Representing the North Star (historically used by sailors for navigation) a nautical star tattoo was believed to keep a sailor on course and help to guide them home.

The Revival of Sailor Jerry's Legacy:

Jerry asked that upon his death, his shop be passed on to his protégés, Don Ed Hardy and Mike Malone (aka Rollo Banks). If neither took the place over, Jerry left instructions it was to be burned to the ground. Malone took possession of the shop and ran it for almost 25 years.

Although Sailor Jerry passed away in 1973, his influence and artistry continued to thrive. His distinctive style has experienced a resurgence in popularity, with many contemporary tattoo artists drawing inspiration from his work. The Sailor Jerry Spiced Rum brand has also played a significant role in preserving his legacy, celebrating his art through collaborations with artists and events.

Sailor Jerry Spiced Rum Bottle

Here at Baldy and The Fidget, we have also been inspired by Jerry and created our Cats With Tats collection. We even have a Jerry Tattoo Cat print!

Sailor Jerry tattoos have developed a very strong following among individuals who appreciate the bold, timeless aesthetic and the fascinating history behind them. Tattoo enthusiasts gather at conventions and events worldwide to showcase their ink, share stories, and celebrate the artistry of Sailor Jerry and his enduring influence.

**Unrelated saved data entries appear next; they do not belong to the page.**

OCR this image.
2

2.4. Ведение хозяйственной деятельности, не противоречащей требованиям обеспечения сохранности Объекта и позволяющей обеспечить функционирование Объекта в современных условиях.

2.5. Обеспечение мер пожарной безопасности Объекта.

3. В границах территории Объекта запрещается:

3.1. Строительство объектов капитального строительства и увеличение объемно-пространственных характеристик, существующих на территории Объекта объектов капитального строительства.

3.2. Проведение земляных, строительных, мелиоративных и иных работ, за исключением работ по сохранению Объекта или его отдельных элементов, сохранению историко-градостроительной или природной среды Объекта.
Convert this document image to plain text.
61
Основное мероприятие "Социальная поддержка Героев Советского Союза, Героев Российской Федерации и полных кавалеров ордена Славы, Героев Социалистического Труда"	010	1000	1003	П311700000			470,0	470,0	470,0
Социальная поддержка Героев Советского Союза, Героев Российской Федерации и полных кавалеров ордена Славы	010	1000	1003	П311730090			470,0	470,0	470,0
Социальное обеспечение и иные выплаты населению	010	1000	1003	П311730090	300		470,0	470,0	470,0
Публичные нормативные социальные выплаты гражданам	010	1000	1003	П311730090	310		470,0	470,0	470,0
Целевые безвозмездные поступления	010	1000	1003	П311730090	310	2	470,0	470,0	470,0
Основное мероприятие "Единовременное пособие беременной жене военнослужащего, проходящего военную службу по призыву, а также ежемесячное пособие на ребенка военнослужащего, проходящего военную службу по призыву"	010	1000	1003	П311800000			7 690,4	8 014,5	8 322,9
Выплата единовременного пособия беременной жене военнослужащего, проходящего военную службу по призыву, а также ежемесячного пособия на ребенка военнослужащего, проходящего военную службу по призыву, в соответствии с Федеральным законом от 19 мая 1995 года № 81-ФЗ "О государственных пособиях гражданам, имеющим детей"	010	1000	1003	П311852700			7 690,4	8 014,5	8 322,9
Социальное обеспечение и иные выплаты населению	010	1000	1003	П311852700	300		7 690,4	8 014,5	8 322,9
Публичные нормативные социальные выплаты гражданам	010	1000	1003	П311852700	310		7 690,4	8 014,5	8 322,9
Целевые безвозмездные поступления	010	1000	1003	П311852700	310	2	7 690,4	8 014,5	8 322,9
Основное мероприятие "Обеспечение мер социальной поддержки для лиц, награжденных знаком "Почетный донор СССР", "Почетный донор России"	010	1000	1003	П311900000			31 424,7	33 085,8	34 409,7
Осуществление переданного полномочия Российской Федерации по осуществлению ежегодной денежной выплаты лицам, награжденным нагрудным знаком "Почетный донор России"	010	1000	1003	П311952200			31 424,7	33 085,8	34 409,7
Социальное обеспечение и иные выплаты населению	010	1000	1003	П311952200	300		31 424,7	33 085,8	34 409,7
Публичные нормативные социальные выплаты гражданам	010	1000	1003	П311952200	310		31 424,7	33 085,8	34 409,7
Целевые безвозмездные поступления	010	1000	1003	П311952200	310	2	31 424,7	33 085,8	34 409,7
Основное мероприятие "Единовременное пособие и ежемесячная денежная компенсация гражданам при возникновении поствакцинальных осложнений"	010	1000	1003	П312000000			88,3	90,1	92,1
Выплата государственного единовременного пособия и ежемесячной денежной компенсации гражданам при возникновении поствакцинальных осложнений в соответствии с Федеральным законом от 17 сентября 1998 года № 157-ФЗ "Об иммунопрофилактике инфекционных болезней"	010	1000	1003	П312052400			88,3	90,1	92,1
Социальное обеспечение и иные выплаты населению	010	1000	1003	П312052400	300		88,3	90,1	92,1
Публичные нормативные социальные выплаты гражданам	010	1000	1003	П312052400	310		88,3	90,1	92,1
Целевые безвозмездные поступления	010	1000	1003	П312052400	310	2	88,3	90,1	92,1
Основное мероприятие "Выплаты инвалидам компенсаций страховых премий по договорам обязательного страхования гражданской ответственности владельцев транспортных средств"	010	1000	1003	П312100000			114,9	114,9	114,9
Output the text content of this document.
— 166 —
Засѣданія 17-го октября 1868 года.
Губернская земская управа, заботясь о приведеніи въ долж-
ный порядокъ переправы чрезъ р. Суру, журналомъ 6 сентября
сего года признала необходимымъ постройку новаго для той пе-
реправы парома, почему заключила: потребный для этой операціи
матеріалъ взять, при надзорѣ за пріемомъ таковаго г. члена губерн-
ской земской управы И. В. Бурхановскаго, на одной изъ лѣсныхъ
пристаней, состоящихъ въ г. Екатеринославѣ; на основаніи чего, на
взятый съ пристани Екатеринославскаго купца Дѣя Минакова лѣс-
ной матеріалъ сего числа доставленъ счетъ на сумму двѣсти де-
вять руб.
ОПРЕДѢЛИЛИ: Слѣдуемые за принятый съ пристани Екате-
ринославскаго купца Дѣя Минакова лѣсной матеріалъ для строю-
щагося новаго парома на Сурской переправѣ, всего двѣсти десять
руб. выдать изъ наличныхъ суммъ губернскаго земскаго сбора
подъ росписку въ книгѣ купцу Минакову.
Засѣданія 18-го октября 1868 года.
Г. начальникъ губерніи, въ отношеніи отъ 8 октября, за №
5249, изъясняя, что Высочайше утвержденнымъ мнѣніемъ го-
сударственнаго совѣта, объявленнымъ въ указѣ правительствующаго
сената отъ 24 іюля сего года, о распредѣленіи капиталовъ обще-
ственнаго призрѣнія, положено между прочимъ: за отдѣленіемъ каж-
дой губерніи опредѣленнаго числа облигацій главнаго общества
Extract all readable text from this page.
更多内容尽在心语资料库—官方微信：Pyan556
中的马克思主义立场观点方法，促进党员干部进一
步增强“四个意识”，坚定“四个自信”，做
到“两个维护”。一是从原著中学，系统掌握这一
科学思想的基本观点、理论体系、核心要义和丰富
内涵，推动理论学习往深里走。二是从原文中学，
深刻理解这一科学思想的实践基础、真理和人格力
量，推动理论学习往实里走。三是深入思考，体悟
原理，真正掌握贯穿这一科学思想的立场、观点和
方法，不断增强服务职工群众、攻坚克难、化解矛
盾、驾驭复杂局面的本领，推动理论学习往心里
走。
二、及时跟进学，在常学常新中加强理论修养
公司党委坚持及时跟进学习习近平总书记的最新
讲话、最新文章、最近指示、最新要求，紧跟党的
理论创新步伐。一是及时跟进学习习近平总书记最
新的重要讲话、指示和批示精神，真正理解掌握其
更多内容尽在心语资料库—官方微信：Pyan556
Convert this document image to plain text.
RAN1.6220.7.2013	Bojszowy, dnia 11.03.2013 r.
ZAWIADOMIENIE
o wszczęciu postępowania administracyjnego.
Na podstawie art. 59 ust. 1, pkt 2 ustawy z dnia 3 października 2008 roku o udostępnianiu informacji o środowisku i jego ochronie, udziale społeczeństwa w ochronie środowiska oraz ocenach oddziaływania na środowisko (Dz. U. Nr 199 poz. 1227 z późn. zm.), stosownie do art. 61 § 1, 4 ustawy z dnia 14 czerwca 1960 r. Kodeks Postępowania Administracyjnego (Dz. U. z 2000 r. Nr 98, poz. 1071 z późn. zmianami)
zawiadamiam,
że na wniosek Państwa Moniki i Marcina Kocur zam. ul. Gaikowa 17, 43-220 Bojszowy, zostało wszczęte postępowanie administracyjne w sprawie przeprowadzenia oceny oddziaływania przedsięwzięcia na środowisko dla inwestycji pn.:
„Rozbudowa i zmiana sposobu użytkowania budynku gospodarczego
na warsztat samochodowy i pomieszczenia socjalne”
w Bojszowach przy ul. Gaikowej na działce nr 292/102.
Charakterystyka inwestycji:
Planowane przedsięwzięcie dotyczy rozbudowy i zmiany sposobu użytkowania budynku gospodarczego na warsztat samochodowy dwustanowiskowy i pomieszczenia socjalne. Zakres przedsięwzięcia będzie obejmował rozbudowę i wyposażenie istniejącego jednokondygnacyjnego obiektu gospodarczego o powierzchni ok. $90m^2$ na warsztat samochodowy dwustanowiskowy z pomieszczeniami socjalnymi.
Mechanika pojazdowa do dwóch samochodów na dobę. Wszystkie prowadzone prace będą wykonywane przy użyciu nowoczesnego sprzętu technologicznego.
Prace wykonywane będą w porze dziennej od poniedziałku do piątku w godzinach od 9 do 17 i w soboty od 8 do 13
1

Finding Your Own Sailor Jerry Tattoo:

If you're considering getting a Jerry tattoo, take your time to explore various designs and find one that resonates with you. Look for a skilled and reputable tattoo artist who specialises in this style. Consultation with the artist is crucial to ensure they understand your vision and can bring it to life. Remember, a tattoo is a permanent form of self-expression, so don't rush the process and enjoy the journey of finding the perfect design. So, if you're considering getting a tattoo that stands the test of time, why not dive into the world of Sailor Jerry tattoos and let your imagination soar?

In Conclusion:

Jerry tattoos represent more than just ink on skin; they embody a rich cultural heritage, artistic mastery, and individual stories. Whether you're drawn to the classic motifs or the personalised adaptations, Jerry tattoos offer an opportunity to carry a piece of history with you wherever you go.

"If a design is good enough, it will find its own buyer. We don't have to sell it."